In terms of the preparation of occlusal carious lesions, this study found that the majority of participants preferred a less invasive, conservative approach, only opting to remove the carious tooth tissue. Kuwaiti and Californian surveys also found that participants favoured a more conservative occlusal preparation and more invasive proximal preparation.16 This study found that the occlusal preparation preferred by participants was not associated with the year since qualification or if the participant had attended a caries management course. In comparison, more experienced French dentists tended to over extend their occlusal cavity preparations.15

Resin composite was the preferred material for both proximal and occlusal carious lesions for the majority of participants. This was also found to be the preferred material choice of majority of French, Kuwaiti and Californian dentists.13,14,15,16,17 This is likely to be driven by its improved aesthetics and the more conservative, biologically-driven cavity preparation design of resin composite restorations, but may also be partly influenced more recently by the outcomes of the Minamata Convention and Treaty, phasing down the use of and disposal of mercury in the environment.23 The year since qualification was shown to be associated with the material of choice used to restore occlusal lesions with more experienced dentists favouring resin-modified glass-ionomer cement (RMGIC).

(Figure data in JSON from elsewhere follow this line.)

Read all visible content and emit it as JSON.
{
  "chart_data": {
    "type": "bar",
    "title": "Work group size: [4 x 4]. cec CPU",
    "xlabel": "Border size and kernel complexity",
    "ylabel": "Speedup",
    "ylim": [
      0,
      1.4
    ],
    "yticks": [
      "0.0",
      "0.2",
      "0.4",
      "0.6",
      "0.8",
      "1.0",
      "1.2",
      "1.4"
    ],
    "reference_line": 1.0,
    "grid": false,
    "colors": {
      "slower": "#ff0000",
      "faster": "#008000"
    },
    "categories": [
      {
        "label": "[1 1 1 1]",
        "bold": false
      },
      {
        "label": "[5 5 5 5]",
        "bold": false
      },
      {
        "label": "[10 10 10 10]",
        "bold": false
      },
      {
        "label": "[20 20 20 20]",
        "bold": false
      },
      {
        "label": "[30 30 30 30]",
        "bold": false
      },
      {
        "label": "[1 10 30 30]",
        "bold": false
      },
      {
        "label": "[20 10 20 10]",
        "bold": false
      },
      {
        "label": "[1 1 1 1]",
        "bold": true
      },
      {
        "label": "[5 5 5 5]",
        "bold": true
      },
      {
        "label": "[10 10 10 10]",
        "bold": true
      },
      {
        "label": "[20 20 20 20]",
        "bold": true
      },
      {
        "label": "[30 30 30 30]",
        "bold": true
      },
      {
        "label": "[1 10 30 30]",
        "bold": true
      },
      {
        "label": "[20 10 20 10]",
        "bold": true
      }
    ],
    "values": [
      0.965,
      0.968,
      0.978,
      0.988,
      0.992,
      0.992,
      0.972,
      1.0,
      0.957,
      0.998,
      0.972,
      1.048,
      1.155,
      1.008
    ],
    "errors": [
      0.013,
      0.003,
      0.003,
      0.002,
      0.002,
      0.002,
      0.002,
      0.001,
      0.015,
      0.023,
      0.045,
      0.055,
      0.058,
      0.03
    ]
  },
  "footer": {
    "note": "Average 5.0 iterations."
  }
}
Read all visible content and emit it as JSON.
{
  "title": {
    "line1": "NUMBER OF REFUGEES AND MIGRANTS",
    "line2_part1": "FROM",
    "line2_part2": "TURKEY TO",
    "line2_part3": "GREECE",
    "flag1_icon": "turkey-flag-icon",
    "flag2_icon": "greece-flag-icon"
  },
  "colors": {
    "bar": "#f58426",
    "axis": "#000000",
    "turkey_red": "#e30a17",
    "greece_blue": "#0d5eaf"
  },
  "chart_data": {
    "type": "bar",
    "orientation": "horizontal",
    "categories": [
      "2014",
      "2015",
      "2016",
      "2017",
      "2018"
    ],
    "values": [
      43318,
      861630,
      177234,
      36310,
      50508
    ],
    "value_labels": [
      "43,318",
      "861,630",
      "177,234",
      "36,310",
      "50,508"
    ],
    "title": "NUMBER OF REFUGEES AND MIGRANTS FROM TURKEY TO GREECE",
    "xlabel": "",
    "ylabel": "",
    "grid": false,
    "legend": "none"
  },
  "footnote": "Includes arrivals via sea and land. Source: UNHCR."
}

This could be due to the reduced procedural time of RMGIC placement, coupled with time pressures faced by NHS general dental practitioners. In comparison, more experienced dentists in France preferred amalgam15 to restore occlusal lesions.

There are several limitations in this study that mean that its generalisability is limited. Firstly, only recently qualified dentists and dentists working in training practices with a focus on continuing education were assessed. Ninety-two percent of participants had read an article on caries management and 62% had attended a course on caries management. There may be selection bias and the answers given by the dentists who opted to participate in this study may be different to the dentists who did not participate in this study. This study investigated a London-based cohort which may or may not be generalisable to the general dental population. A further limitation of this study is that we are relying on the self-reporting of participants. It has been shown that there is little correlation between dentists stated restorative intervention thresholds and actual decisions in clinical practice.24 All scenarios used in the questionnaire were based on a 20-year-old patient who was a regular attender with good oral hygiene and therefore the results of this study only reflect the intervention thresholds and treatment decisions of this scenario. It has been reported in the literature that the restorative intervention threshold of dentists will change depending on the caries risk of the patient.16 Despite these limitations, several interesting findings were observed and the results may be of interest to both newly qualified dentists and dentists with >15 years' experience.


It is positive to see that the majority of participants would not treat enamel lesions with interventive dentistry. However, it is clear that there is still great variability of restorative intervention thresholds and treatment plans between general dental practitioners.

Irrespective of year of qualification and if the participant had attended a caries management course, further training and potential development of modern caries management guidelines may be beneficial to general practitioners. There is a need for further research on a larger scale throughout the UK to ascertain the restorative intervention threshold and treatment plans of general dental practitioners to guide standardisation.